Chicha Morada Shandy
Corn has become a through line at BRUTØ in Denver, showcased in Bar Manager Andrew Booth’s Chicha Morada Shandy.
Grains are the backbone of downtown Denver’s BRUTØ. The chef’s counter-style restaurant speaks to the agricultural strength of Colorado while paying homage to Latin American flavors and indigenous ingredients central to its tasting menu.
“We spend a lot of time crapping on grain and corn, but there is so much there—not only fundamentally for Central and South America, but also who we are as people, nutritionally,” says Bar Manager Andrew Booth. When developing the concept for the restaurant, Rising Stars alum Kelly Whitaker and Chef Michael Diaz de Leon wanted to champion those crops while prioritizing sustainability, with the bar program working in tandem to create highly harmonious pairings. “Food and beverage work in lockstep,” explains Booth, “we are always responding to the food.”
When tasked with designing a non-alcoholic beverage pairing for a Yucatan corn tamal with mushroom barbacoa and salsa verde, Booth thought of another Colorado business putting a spotlight on corn: Dos Luces. The South Denver brewery and soda-maker focuses on gluten-free, corn-based beverages like Chicha Morada, an ancient, lightly carbonated Peruvian drink made from purple corn. “Corn in beverages are super unique,” says Booth. “A very specific flavor profile—sweet but starchy, with great mouthfeel.” The beverage is spiced with cinnamon and clove, which mirrored the warm spice in the barbacoa, so using the soda in a Chicha Morada Shandy seemed like a great fit.
To heighten the tropical fruit while incorporating acid, Booth chose two components with equally rich history rooted in Latin America: tepache and sorrel. For the tepache, a puréed pineapple spiced with allspice and clove is naturally fermented for three to five days, then strained into a rich, viscous syrup. The sorrel, a Jamaican tea-based punch, is made from hibiscus flowers steeped with baking spices and Oaxaca chiles. He blends the deeply sweet drink with xanthan gum, then charges it in a cream whipper to make a pillowy foam that tops the Chicha Morada and tepache. The three components come together in a sip that’s bright in flavor while backed by warm spice.
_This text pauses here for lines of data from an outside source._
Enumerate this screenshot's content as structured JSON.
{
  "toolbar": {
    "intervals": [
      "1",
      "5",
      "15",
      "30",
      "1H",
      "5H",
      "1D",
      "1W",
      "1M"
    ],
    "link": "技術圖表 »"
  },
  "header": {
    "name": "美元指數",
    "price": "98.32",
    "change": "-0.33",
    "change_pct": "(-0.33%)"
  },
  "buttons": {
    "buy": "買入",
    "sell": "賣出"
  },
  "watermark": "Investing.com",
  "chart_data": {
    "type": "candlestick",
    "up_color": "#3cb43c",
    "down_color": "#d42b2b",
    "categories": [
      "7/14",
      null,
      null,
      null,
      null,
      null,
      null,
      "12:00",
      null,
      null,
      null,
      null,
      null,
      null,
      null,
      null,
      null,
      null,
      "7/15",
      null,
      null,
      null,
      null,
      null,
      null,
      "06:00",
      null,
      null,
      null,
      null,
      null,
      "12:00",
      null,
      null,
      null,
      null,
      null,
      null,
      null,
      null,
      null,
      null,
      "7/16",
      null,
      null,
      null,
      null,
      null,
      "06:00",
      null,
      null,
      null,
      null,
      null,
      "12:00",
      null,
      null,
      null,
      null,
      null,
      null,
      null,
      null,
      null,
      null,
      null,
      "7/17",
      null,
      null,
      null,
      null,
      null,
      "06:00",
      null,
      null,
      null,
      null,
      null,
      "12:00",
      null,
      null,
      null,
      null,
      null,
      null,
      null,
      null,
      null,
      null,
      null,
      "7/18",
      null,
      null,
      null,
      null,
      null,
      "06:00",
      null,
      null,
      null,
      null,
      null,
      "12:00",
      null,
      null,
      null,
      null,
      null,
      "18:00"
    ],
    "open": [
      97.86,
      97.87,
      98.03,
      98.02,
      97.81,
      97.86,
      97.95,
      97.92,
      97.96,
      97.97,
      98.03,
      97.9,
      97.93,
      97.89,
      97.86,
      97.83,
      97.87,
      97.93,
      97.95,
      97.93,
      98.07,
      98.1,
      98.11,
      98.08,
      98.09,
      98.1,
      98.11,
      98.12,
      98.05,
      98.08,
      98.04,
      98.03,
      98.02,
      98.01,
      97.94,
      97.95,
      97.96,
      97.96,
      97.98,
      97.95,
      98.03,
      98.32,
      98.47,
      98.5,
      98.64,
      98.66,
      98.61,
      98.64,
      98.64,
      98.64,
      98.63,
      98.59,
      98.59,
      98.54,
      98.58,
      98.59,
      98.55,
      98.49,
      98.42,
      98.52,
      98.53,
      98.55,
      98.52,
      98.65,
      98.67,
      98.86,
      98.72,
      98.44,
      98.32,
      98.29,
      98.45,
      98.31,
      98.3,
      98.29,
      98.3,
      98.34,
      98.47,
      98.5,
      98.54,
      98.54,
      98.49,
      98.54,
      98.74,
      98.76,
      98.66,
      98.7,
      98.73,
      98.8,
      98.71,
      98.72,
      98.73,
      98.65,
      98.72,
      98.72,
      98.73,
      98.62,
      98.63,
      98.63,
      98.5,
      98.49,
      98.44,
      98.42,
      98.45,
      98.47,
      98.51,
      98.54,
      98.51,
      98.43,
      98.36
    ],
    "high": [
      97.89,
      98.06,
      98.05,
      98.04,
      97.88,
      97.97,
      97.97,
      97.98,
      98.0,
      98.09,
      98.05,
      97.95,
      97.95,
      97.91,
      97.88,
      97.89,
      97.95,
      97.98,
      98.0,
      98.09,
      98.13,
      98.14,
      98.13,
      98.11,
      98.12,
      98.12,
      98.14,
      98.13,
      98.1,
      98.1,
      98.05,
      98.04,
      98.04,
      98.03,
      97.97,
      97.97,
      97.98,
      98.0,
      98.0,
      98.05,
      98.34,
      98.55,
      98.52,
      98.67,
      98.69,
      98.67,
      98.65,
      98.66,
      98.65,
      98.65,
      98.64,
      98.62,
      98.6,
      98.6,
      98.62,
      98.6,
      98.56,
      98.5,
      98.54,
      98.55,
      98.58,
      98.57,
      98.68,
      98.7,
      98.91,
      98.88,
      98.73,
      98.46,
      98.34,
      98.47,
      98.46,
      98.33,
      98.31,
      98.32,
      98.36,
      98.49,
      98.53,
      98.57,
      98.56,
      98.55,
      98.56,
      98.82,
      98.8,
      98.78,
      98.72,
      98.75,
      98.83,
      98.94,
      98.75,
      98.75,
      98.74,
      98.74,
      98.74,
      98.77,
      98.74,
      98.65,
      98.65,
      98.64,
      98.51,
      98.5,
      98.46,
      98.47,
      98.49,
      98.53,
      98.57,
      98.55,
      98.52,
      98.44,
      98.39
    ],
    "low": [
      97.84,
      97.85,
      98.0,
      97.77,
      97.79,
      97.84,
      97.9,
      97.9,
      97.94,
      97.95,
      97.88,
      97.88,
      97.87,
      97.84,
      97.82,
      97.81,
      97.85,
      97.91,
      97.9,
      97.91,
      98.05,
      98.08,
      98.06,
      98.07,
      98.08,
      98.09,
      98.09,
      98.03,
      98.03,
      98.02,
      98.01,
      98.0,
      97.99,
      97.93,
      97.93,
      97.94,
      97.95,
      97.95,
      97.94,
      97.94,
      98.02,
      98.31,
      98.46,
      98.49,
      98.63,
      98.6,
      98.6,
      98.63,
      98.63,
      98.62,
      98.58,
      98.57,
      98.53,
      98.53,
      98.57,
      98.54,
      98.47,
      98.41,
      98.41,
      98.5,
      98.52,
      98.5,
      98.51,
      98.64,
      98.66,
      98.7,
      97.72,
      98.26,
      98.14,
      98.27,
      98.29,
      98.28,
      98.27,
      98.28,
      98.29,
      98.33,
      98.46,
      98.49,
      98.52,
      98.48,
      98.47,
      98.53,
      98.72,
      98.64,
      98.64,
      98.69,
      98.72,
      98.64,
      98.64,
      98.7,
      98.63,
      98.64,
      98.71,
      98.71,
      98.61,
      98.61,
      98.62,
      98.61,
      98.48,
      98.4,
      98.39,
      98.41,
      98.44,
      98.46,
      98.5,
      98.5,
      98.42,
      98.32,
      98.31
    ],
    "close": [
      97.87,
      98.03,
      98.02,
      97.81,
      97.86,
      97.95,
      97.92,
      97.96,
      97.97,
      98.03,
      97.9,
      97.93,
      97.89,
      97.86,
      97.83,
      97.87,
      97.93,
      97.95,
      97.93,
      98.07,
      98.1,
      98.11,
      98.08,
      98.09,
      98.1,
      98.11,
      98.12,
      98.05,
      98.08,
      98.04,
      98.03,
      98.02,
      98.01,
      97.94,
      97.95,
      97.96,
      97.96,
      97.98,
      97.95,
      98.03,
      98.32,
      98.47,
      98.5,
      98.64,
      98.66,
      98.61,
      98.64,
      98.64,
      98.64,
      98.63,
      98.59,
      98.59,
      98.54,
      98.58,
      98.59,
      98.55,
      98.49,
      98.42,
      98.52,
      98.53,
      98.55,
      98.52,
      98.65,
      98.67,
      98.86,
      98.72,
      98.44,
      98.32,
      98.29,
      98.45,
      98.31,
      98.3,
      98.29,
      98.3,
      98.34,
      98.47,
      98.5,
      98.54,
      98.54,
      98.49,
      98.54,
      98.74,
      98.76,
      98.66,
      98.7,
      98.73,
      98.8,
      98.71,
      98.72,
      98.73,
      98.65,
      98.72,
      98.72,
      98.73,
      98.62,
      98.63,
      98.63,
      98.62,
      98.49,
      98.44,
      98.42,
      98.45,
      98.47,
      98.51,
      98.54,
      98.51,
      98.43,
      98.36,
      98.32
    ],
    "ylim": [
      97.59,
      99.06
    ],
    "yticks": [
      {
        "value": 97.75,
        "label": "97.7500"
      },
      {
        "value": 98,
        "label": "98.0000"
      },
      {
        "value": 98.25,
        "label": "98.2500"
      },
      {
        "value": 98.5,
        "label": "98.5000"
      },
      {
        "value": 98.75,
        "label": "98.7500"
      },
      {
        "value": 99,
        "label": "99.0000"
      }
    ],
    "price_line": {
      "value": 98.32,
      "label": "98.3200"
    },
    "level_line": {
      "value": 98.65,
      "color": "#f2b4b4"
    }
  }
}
Corn has become a through line for the menu at BRUTØ, both in dishes and cocktails. In addition to sourcing the Chicha Morada, Booth does plenty of tinkering in-house to highlight the ingredient, from cold-pressing heirloom corn for a shrub, turning corn koji into an amazake, and lacto-fermenting masa to use in drinks like Tejuíno de Jalisco. Because masa doesn’t hold for more than two days, cross-utilization between the bar and kitchen is essential. “It’s such a fun way to experience food and to learn,” says Booth. “We have been playing non-stop since we got here.”